Peer assessment is one of those ideas that sounds wonderful in theory: involving students in judging each other’s work, increasing ownership, and deepening their understanding of criteria. Yet one question keeps returning again and again: how fair are students to one another? And more specifically: do they give their friends higher scores than they deserve?
A new study by Mitsuko Tanaka in Japan examined this exact issue. First-year university students rated each other’s English presentations. A week later, they completed a questionnaire indicating how well they knew each peer and who counted as a friend. The researchers then applied advanced models to examine the origins of the scores. This was not a quick classroom survey but a substantial analysis using Rasch modelling*, crossed random-effects**, and other statistical tools. For anyone working on peer assessment reliability, this is interesting because it does not begin with ideals but with variability and potential bias.
So what did the study find? There is a friendship bias, but it is small. For every step from “I barely know this classmate” to “we are friends outside class”, the score increased by about 0.16 points out of 35. That is almost negligible. A bit like saying someone you like smiles a little more when you walk by. Detectable, but hardly dramatic.
A second finding is that female students gave slightly higher ratings than male students. Again, a small effect. No major shifts, no structural unfairness. And interestingly, the presenter’s gender did not matter. There was no evidence that boys judged boys more harshly or that girls were softer on girls. The common fear that such biases severely distort peer evaluation was not supported.
But perhaps the most important result is not the bias itself, but the reliability of the ratings. The correlation between student and teacher assessments was .67, which is precisely in line with what meta-analyses typically find in this field.

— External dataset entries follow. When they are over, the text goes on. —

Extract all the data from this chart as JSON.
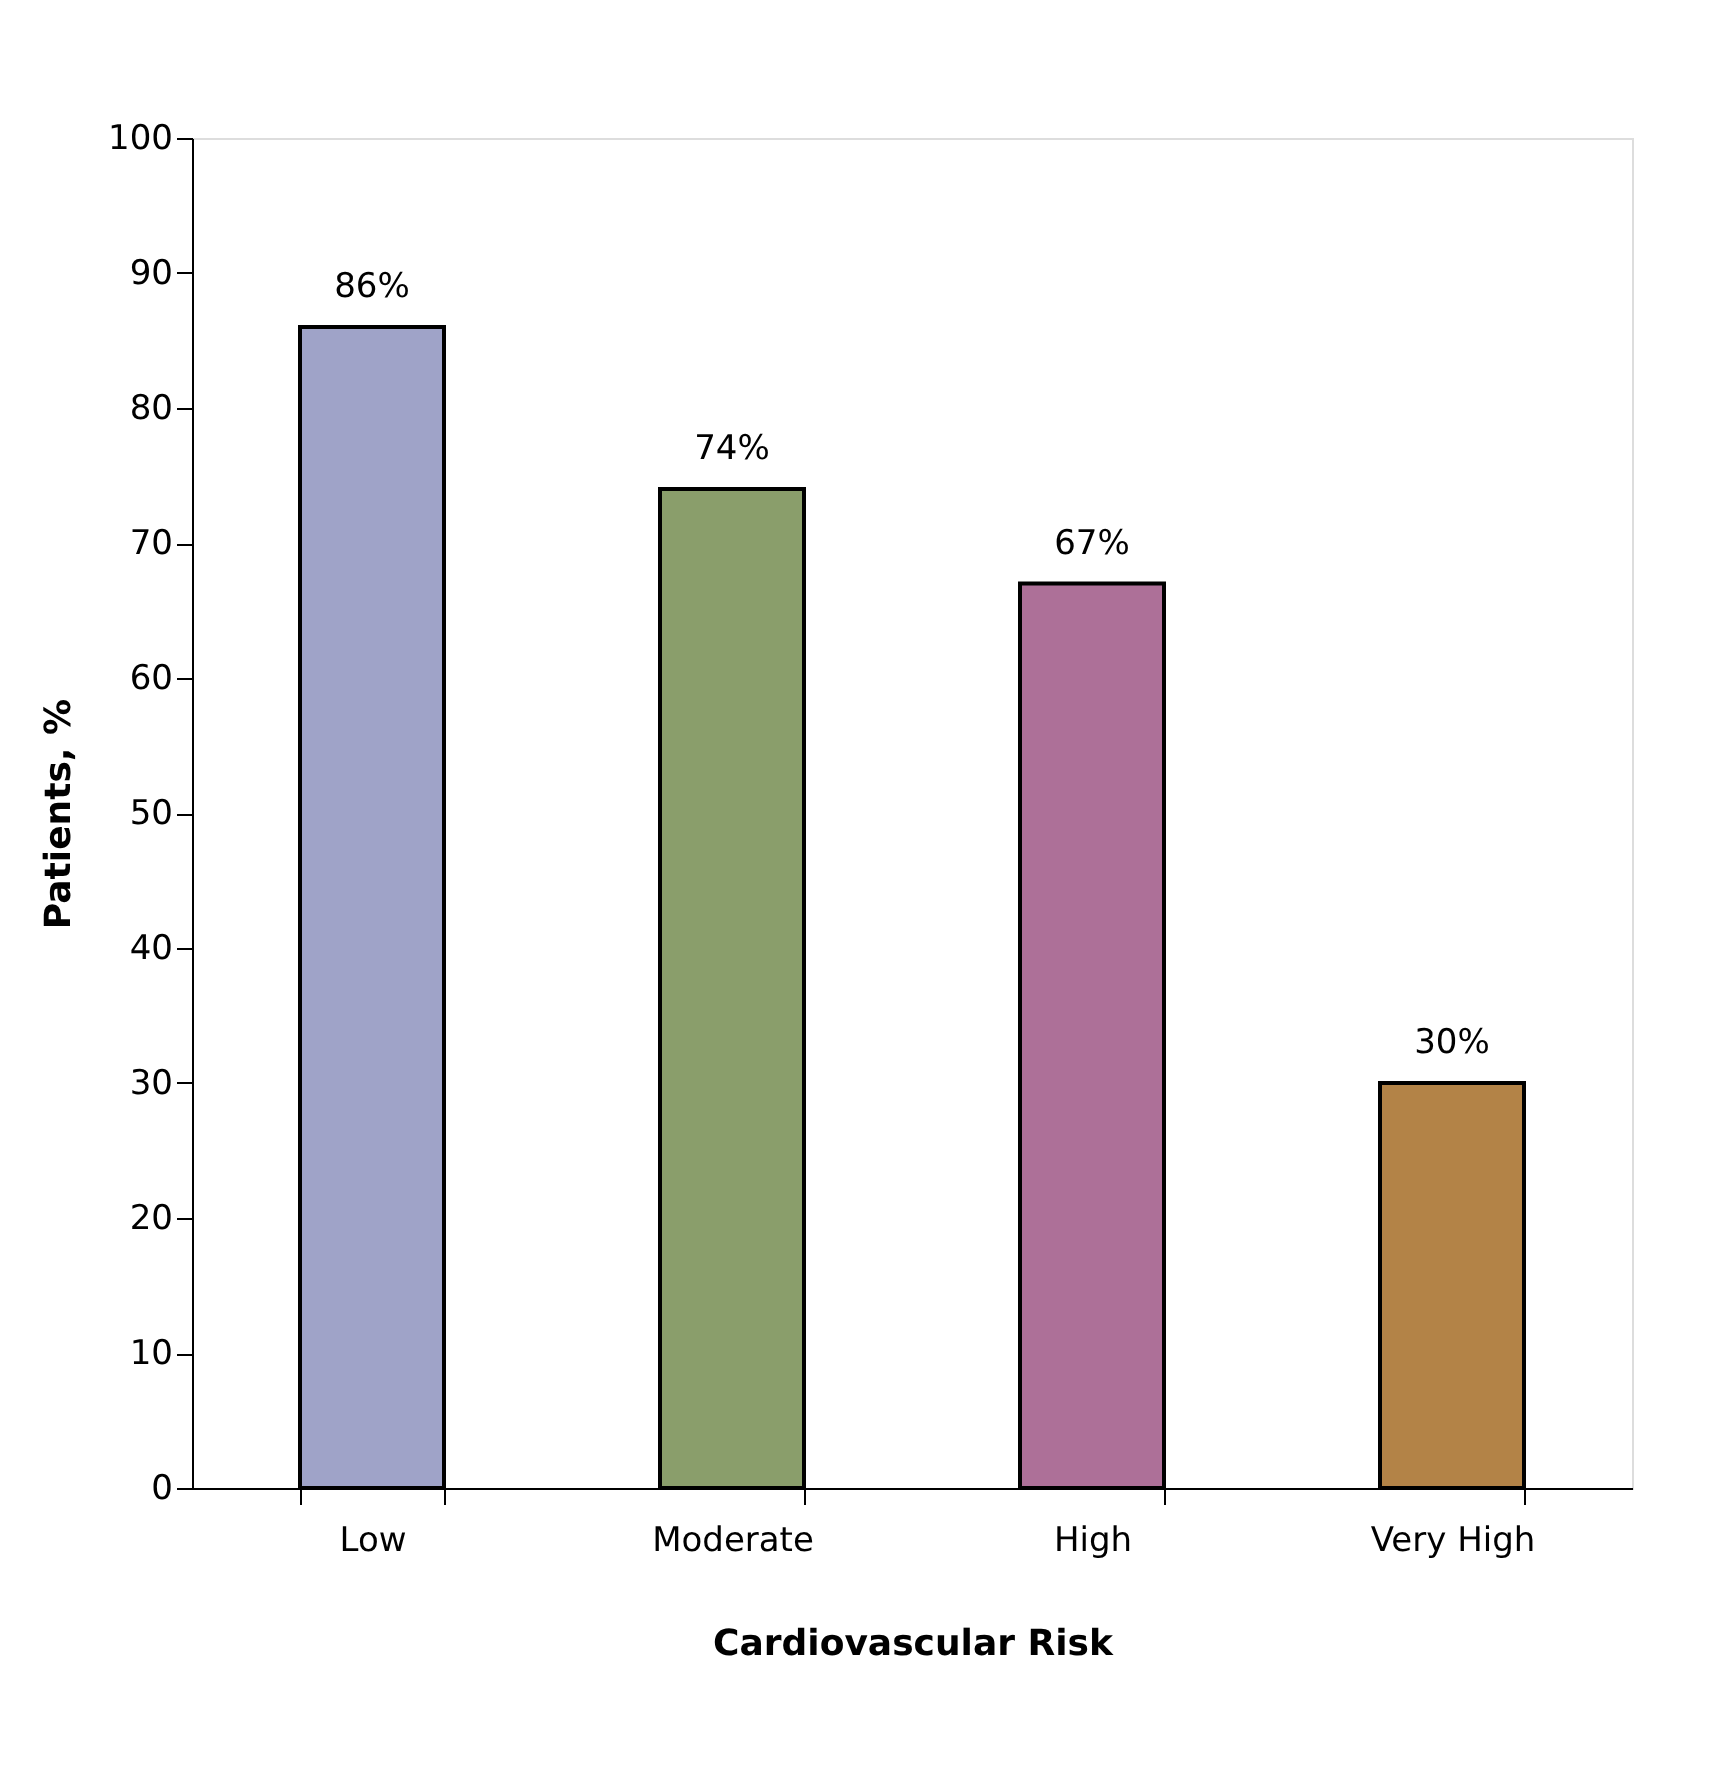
{
  "chart_data": {
    "type": "bar",
    "xlabel": "Cardiovascular Risk",
    "ylabel": "Patients, %",
    "categories": [
      "Low",
      "Moderate",
      "High",
      "Very High"
    ],
    "values": [
      86,
      74,
      67,
      30
    ],
    "value_labels": [
      "86%",
      "74%",
      "67%",
      "30%"
    ],
    "colors": [
      "#9fa3c8",
      "#8a9e6b",
      "#ad7098",
      "#b38347"
    ],
    "ylim": [
      0,
      100
    ],
    "yticks": [
      0,
      10,
      20,
      30,
      40,
      50,
      60,
      70,
      80,
      90,
      100
    ],
    "grid": false
  }
}
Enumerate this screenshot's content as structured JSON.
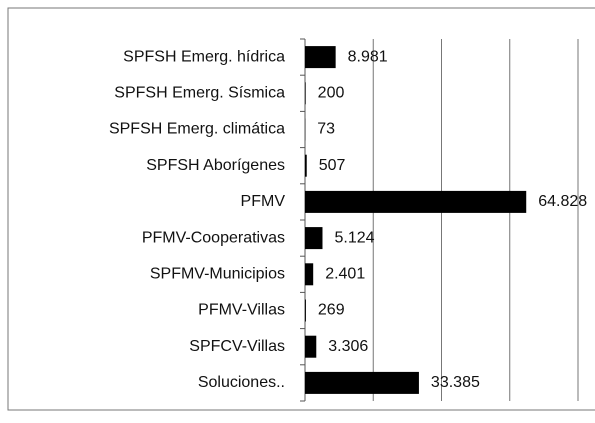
{
  "chart_data": {
    "type": "bar",
    "orientation": "horizontal",
    "categories": [
      "SPFSH Emerg. hídrica",
      "SPFSH Emerg. Sísmica",
      "SPFSH Emerg. climática",
      "SPFSH Aborígenes",
      "PFMV",
      "PFMV-Cooperativas",
      "SPFMV-Municipios",
      "PFMV-Villas",
      "SPFCV-Villas",
      "Soluciones.."
    ],
    "values": [
      8981,
      200,
      73,
      507,
      64828,
      5124,
      2401,
      269,
      3306,
      33385
    ],
    "value_labels": [
      "8.981",
      "200",
      "73",
      "507",
      "64.828",
      "5.124",
      "2.401",
      "269",
      "3.306",
      "33.385"
    ],
    "color": "#000000",
    "xlim": [
      0,
      80000
    ],
    "xticks": [
      0,
      20000,
      40000,
      60000,
      80000
    ],
    "grid": true
  }
}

That strengthens the credibility of this dataset. The scores were also internally consistent. In other words, although small biases exist, peer assessment in this study behaved in a manner very much as earlier research would lead us to expect.
Is the result universally applicable? Probably not. These were Japanese students in a culture where harmony and group cohesion play a stronger role than in many European classrooms. The context was non-anonymous, the task involved oral presentations, and the gender distribution was uneven. At the same time, the underlying lesson is recognisable: human judgements are human judgements. They are never entirely objective, but they are also not as erratic as we sometimes fear.
What does this mean for classroom practice? Generally, peer assessment can be useful, as long as its purpose is clear. If it becomes high stakes, if it directly affects grades or progression, then caution is needed, and triangulation with other sources is essential. If the goal is learning rather than grading, it does not need to be a perfect system. Students learn by watching, comparing, and working with criteria. Minor deviations caused by friendship or personality do not fundamentally change that.
The study, therefore, offers reassurance. There is bias, but it is not dramatic. Students assess each other reasonably fairly, even when they know exactly who they are judging. The variation in strictness between individual raters appears to be larger than any friendship effect. You lose more reliability through one very strict or one very lenient student than through friendship. That may be the most important lesson: human judgment is by definition variable, but that does not make it worthless.
Image: https://commons.wikimedia.org/wiki/File:Peer_Evaluation_%2827478%29_-_The_Noun_Project.svg
* In case you are wondering: A Rasch model is a statistical model used to analyse test or questionnaire data by placing both item difficulty and participant ability on the same scale. The model assumes that the probability of a correct response depends only on the difference between a person’s ability and an item’s difficulty. This makes it possible to compare and scale items fairly, regardless of which students responded to which items.
** Crossed random effects are used when two (or more) independent sources of variation each influence the outcome without being nested within one another. For example, students complete multiple tasks and tasks are completed by multiple students. In such a model, both the student and the task receive their own random effect. This allows you to estimate their separate contributions to performance differences in a reliable way.